Your cat is lying next to you on the couch pawing and playing when you decide to reach over and give her belly a little tickle. Wait, are cats ticklish? "Cats can be ticklish but, since they don't laugh, they show it in different ways," says Dr. Angelica Dimock, managing shelter veterinarian at Animal Humane Society.
Cats may purr, wiggle around, hiss, or even bite when you hit a ticklish spot.
Where are cats ticklish?
"Ticklish areas include chin, cheeks, belly, and paws," says Dr. Dimock. But other areas may seem like they are ticklish but have a medical explanation. If you pet a cat along its back in a certain spot, you may see its skin twitch. That's not a ticklish reaction but rather it's a nerve reflex. Dr. Dimock says the base of their tail is another spot that some cats react to and can seem like it's a tickle spot, but again, it's more like a reaction that they have an itch.

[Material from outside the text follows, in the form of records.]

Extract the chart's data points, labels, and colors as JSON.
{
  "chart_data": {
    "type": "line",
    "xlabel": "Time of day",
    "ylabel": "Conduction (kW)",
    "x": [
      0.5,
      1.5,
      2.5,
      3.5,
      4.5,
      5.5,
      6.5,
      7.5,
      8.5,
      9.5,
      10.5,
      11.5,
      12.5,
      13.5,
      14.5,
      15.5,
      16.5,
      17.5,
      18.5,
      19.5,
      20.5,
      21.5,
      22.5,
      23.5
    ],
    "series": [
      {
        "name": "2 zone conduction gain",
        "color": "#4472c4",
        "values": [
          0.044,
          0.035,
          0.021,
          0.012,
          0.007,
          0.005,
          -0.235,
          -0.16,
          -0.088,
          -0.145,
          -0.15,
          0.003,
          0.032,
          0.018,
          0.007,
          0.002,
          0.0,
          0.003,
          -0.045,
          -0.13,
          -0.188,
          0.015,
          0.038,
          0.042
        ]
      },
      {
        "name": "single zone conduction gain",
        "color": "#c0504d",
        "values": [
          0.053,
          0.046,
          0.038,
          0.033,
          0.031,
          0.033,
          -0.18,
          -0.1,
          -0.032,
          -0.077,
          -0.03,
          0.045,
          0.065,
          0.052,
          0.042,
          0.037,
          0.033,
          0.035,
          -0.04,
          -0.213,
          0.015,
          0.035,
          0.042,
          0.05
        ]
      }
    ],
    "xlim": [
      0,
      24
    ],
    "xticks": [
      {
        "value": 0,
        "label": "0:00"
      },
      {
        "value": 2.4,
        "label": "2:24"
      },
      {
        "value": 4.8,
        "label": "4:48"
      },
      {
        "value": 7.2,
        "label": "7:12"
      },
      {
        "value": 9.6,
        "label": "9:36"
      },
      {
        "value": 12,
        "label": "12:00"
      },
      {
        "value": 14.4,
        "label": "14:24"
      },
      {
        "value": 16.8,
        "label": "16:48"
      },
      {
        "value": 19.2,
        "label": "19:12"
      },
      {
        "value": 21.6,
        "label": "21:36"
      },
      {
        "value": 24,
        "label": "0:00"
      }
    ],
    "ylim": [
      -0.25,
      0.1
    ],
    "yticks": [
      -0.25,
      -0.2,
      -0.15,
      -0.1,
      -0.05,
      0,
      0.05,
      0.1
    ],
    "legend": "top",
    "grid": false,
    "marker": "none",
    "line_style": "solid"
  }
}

"Cats may be itchy due to fleas, allergies, skin infections, or a disease called feline hyperesthesia syndrome," she says. Lastly, if you pet their tail base and they move their hips upward, this is a scent gland area, and they are marking you (or it could be an in-heat female who is looking for a mate!).
Should you try tickling your cat?
Tickling a cat may not be as fun for your cat as it is for humans. Cats can become aggressive if they don't like the feeling of being tickled. If you do try a tickling session, knowing your cat's warning signs when they're not happy can help prevent any injuries if they become angry or aggressive. Some common warning signs include ears back, wide eyes, freezing up (stop moving), and vocalizing. If your cat gives you any of these indications, it likely means 'please stop, I'm not enjoying that.'
Let your cat guide the tickling
Since cats usually don't make any bones about telling you they're unhappy, you should be able to get a feel fairly quickly if they enjoy tickling and where. Typically, if they're enjoying the touch they may purr, knead with their front paws, make soft movements with their tail, seem relaxed or even nudge your hand when you stop.
Tickling, especially under their chin and on their cheeks, mimics the bonding behavior that cats do with other cats so while your pet can't laugh, she can express perfectly well if she likes your brand of tickling.
As always, ask your vet about any unusual behavior your cat displays.